In Uttar Pradesh, the group in power chose the path of total inaction, paralysing the entire administration and letting itself disintegrate to a degree that Central intervention became inevitable. After the imposition of President’s Rule, the group fighting has again intensified and now the squabble is for the choice of a new leader or the retention of the old. Different personalities with expectation of ruling over a huge State like UP have joined in a silent battle and in this a number of aspirants from the Centre have also been operating.

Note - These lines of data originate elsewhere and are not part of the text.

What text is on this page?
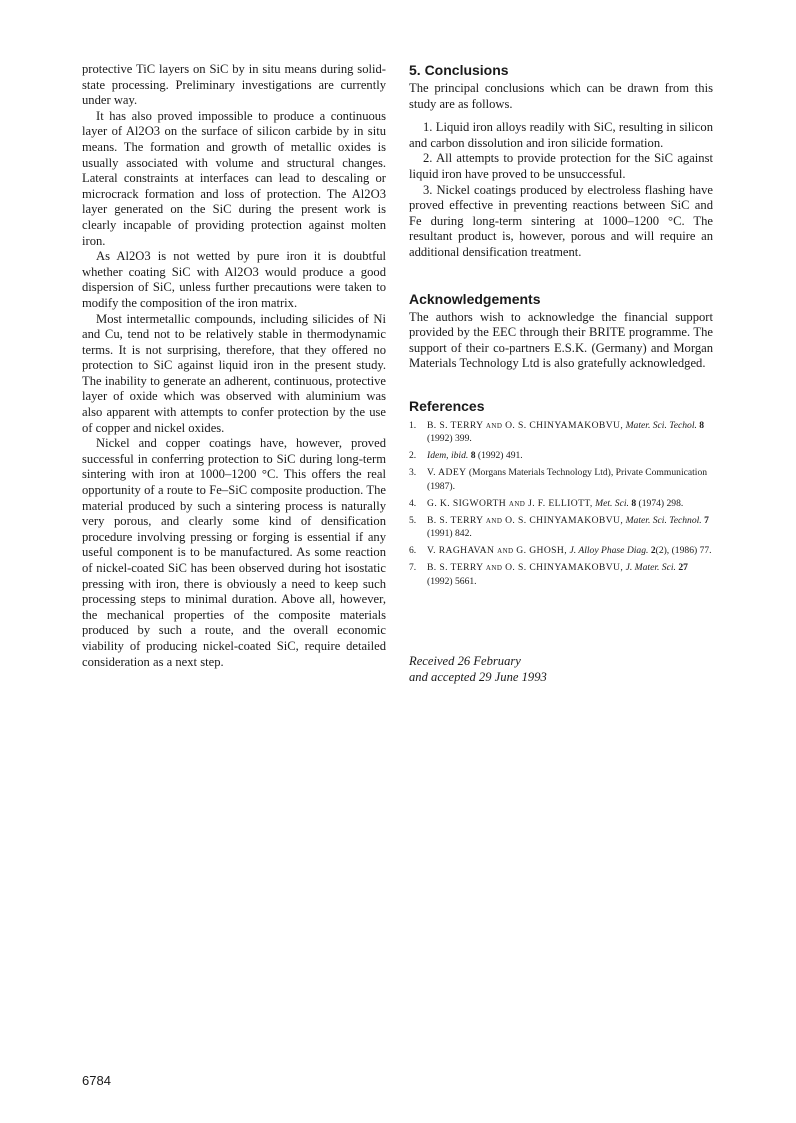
protective TiC layers on SiC by in situ means during solid-state processing. Preliminary investigations are currently under way.

It has also proved impossible to produce a continuous layer of Al2O3 on the surface of silicon carbide by in situ means. The formation and growth of metallic oxides is usually associated with volume and structural changes. Lateral constraints at interfaces can lead to descaling or microcrack formation and loss of protection. The Al2O3 layer generated on the SiC during the present work is clearly incapable of providing protection against molten iron.

As Al2O3 is not wetted by pure iron it is doubtful whether coating SiC with Al2O3 would produce a good dispersion of SiC, unless further precautions were taken to modify the composition of the iron matrix.

Most intermetallic compounds, including silicides of Ni and Cu, tend not to be relatively stable in thermodynamic terms. It is not surprising, therefore, that they offered no protection to SiC against liquid iron in the present study. The inability to generate an adherent, continuous, protective layer of oxide which was observed with aluminium was also apparent with attempts to confer protection by the use of copper and nickel oxides.

Nickel and copper coatings have, however, proved successful in conferring protection to SiC during long-term sintering with iron at 1000–1200 °C. This offers the real opportunity of a route to Fe–SiC composite production. The material produced by such a sintering process is naturally very porous, and clearly some kind of densification procedure involving pressing or forging is essential if any useful component is to be manufactured. As some reaction of nickel-coated SiC has been observed during hot isostatic pressing with iron, there is obviously a need to keep such processing steps to minimal duration. Above all, however, the mechanical properties of the composite materials produced by such a route, and the overall economic viability of producing nickel-coated SiC, require detailed consideration as a next step.

5. Conclusions

The principal conclusions which can be drawn from this study are as follows.

1. Liquid iron alloys readily with SiC, resulting in silicon and carbon dissolution and iron silicide formation.
2. All attempts to provide protection for the SiC against liquid iron have proved to be unsuccessful.
3. Nickel coatings produced by electroless flashing have proved effective in preventing reactions between SiC and Fe during long-term sintering at 1000–1200 °C. The resultant product is, however, porous and will require an additional densification treatment.
Acknowledgements

The authors wish to acknowledge the financial support provided by the EEC through their BRITE programme. The support of their co-partners E.S.K. (Germany) and Morgan Materials Technology Ltd is also gratefully acknowledged.

References
1. B. S. TERRY and O. S. CHINYAMAKOBVU, Mater. Sci. Techol. 8 (1992) 399.
2. Idem, ibid. 8 (1992) 491.
3. V. ADEY (Morgans Materials Technology Ltd), Private Communication (1987).
4. G. K. SIGWORTH and J. F. ELLIOTT, Met. Sci. 8 (1974) 298.
5. B. S. TERRY and O. S. CHINYAMAKOBVU, Mater. Sci. Technol. 7 (1991) 842.
6. V. RAGHAVAN and G. GHOSH, J. Alloy Phase Diag. 2(2), (1986) 77.
7. B. S. TERRY and O. S. CHINYAMAKOBVU, J. Mater. Sci. 27 (1992) 5661.
Received 26 February
and accepted 29 June 1993
6784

In Gujarat, the entire mess became an eye-opener for the Congress leadership. Reliable reports say that more than Rs 30 lakhs of black money passed hands in this entire Operation Replacement in Gujarat. The manner in which intrigues and counter-intrigues were allowed to flourish, leading to a shocking state of affairs inside the party, might have helped to shake up the Congress leadership as indicated by Sri Chandrajit Yadav’s latest statement.

Meanwhile, rumblings have started in Madhya Pradesh and have been continuing in Mysore. Whether the Congress leadership—Smt Gandhi in particular—is in a position to put a stop to this downhill trend is yet to be seen.

The basic cause for this degeneration of the Congress endangering the very stability of its regime is that it has not moulded itself into a party for mass mobilisation for the realisation of the reforms that it has committed itself to on the governmental plane. The bogus manner in which land reform measures have been passed and implemented clearly shows that the Congress ranks have not been involved in the entire process.

More staggering has been the record of the Congress throughout the entire period that the government has been advertising the procure-ment drive for wheat. The record of Congressmen in leading posts in this respect is revealing indeed. Very few Pradesh Congress Committees can claim that the majority of the members with surplus foodgrains have sold their stocks to official agencies.

The AICC itself organised no campaign among the masses in defence of the government’s take-over of the wholesale trade in foodgrains. Not even a pamphelet has been issued by the AICC on this subject—an index of the apathy with which a major step towards curbing vested interests in the present situation, has been neglected by the Congress leadership.

In this background, the Congress, being ridden with factions, provides the clearest example of a party squandering its magnificent opportunities by forgetting to go in for mass mobilisation to keep its commitment to the masses.

The gangrene has no doubt set in but the patient has still the stamina to survive. It is to be seen if Smt Indira Gandhi can muster courage for the necessary amputation of the diseased limb so that the Congress might recover into a well-knit party ready to carry out the commitments it has made to the masses during the last three years.